La luz dorada de las llamas bailaba sobre su rostro y, durante un segundo, Serena se quedó tan transfigurada que no podía moverse. Era el hombre más atractivo que había visto nunca y tuvo que hacer un esfuerzo para responder:
—No es nada.
—No me ofrezco porque me importe lo que te pase, pero si tienes ampollas y explotan podrían infectarse con esta humedad. Entonces no podrías caminar y no tengo intención de llevarte en brazos.
—Ah, qué elocuente. No me gustaría ser una carga para ti, te lo aseguro.
Luca señaló un tronco al lado del fuego y se puso en cuchillas.
—Quítate las botas —dijo con voz ronca.
Serena desató los cordones y, aunque lo intentó, no pudo evitar una mueca de dolor al quitárselas. Luca apoyó un pie en su muslo y el roce de su mano aceleró tontamente su corazón.
—¿Qué haces?
—Tengo entrenamiento médico, relájate —respondió él, sacando un botiquín.
Serena cerró la boca. ¿No había fin para sus talentos?
—¿Por qué tienes entrenamiento médico?
Él la miró un momento antes de seguir con lo que hacía.
—Estaba visitando un poblado con mi padre cuando era más joven y un niño se atragantó. Nadie sabía qué hacer y murió delante de nosotros.
—Qué horror.
El recuerdo más doloroso apareció en su cerebro antes de que pudiese bloquearlo. También ella había visto morir a alguien y era algo que estaba grabado en su memoria como un tatuaje. Sus defensas no parecían ser tan robustas estando tan cerca de aquel hombre. Podía empatizar con la impotencia de Luca y esa afinidad la sorprendía.
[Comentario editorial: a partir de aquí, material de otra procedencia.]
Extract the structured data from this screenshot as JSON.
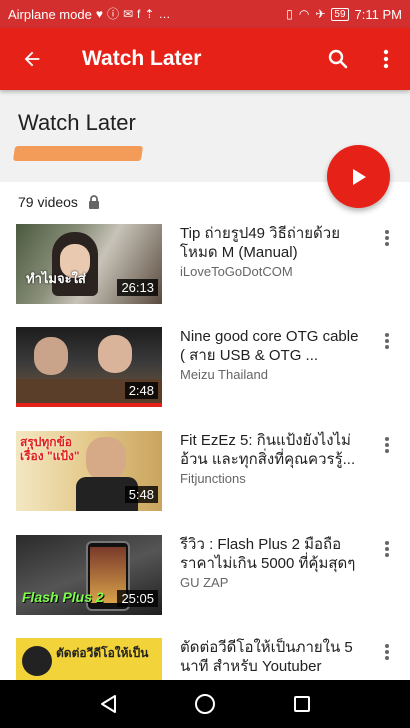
{
  "status_bar": {
    "left_text": "Airplane mode",
    "battery": "59",
    "time": "7:11 PM"
  },
  "app_bar": {
    "title": "Watch Later"
  },
  "playlist": {
    "title": "Watch Later",
    "video_count": "79 videos"
  },
  "videos": [
    {
      "title": "Tip ถ่ายรูป49 วิธีถ่ายด้วยโหมด M (Manual)",
      "channel": "iLoveToGoDotCOM",
      "duration": "26:13",
      "thumb_text": "ทำไมจะใส่",
      "progress": 0.0
    },
    {
      "title": "Nine good core OTG cable ( สาย USB & OTG ...",
      "channel": "Meizu Thailand",
      "duration": "2:48",
      "thumb_text": "",
      "progress": 1.0
    },
    {
      "title": "Fit EzEz 5: กินแป้งยังไงไม่อ้วน และทุกสิ่งที่คุณควรรู้...",
      "channel": "Fitjunctions",
      "duration": "5:48",
      "thumb_text": "สรุปทุกข้อเรื่อง \"แป้ง\"",
      "progress": 0.0
    },
    {
      "title": "รีวิว : Flash Plus 2 มือถือราคาไม่เกิน 5000 ที่คุ้มสุดๆ",
      "channel": "GU ZAP",
      "duration": "25:05",
      "thumb_text": "Flash Plus 2",
      "progress": 0.0
    },
    {
      "title": "ตัดต่อวีดีโอให้เป็นภายใน 5 นาที สำหรับ Youtuber",
      "channel": "",
      "duration": "",
      "thumb_text": "ตัดต่อวีดีโอให้เป็น",
      "progress": 0.0
    }
  ]
}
—No tan horrible como para que mi padre no echase a la tribu de aquí. Apenas dio tiempo a los padres para enterrar al niño… para él no eran nada más que un problema del que tenía que librarse.
Luca tiró de sus calcetines y notó que contenía el aliento al ver las ampollas.
—Esto es culpa mía.
Serena parpadeó. ¿Había dicho eso de verdad? ¿Y con tono de disculpa? Eso la sorprendió.
Él la miró con una expresión indescifrable.
—No se debe caminar tantas horas con unas botas nuevas. Es normal que tengas ampollas. Debes llevar horas sufriendo.
Serena se encogió ligeramente de hombros y apartó la mirada.
—No soy ninguna mártir, es que no quería quedarme atrás.
—La verdad es que yo no había esperado que llegases tan lejos. De hecho, estaba seguro de que te echarías atrás antes de salir de Río.
Sus ojos se encontraron un momento y el corazón de Serena se encogió. Lo único que podía ver eran los poderosos músculos de Luca bajo sus pies. Él apartó la mirada entonces para sacar algo del botiquín y el momento se esfumó, pero la dejó temblando.
Tenía unas manos tan grandes y capaces. Masculinas, pero sorprendentemente suaves mientras limpiaba las ampollas y luego las cubría con una venda.
Estaba volviendo a ponerle los calcetines y levantó la mirada.
—Has dicho un par de veces que tú no metiste las drogas en el bolsillo. Pero olvidas que yo estaba allí, te vi.
Esa afirmación la pilló por sorpresa. A pesar de que la había hecho marchar por la selva como una especie de recalcitrante prisionera casi había empezado a sentir simpatía por él.
«Qué tonta».
Luca solo había visto una parte de su vida, pero en realidad no sabía nada de ella. Nadie sabía la verdad.
—Viste lo que querías ver —respondió con amargura.
Serena intentó evitar su mirada mientras tomaba las botas, pero Luca se las quitó de la mano.
—Siempre debes mirar dentro antes de ponértelas, por si se hubiera metido algún insecto.
Serena sintió un escalofrío mientras volvía a meter los pies en las botas.
—Muy bien.
—¿Qué significa eso? ¿Por qué dices que vi lo que quería ver?
Molesta por su insistencia, Serena lo fulminó con la mirada. La luz de la hoguera iluminaba solo una parte de su cara, dándole un aspecto aún más oscuro y peligroso.
—Creo que tengo derecho a saberlo. Me debes una explicación.
A Serena se le encogió el estómago. La oscura selva a su alrededor la hacía sentir como si no hubiera nada más en el mundo que aquel sitio.
Vaciló durante un segundo, pero al final respondió:
—Yo no era adicta a ese tipo de drogas… nunca he tomado drogas recreativas. Era adicta a los fármacos y al alcohol, pero no volveré a tocarlos.
Luca por fin se apartó, con el ceño fruncido, y ella respiró de nuevo… pero solo durante un segundo.
—¿Cómo te hiciste adicta a los fármacos?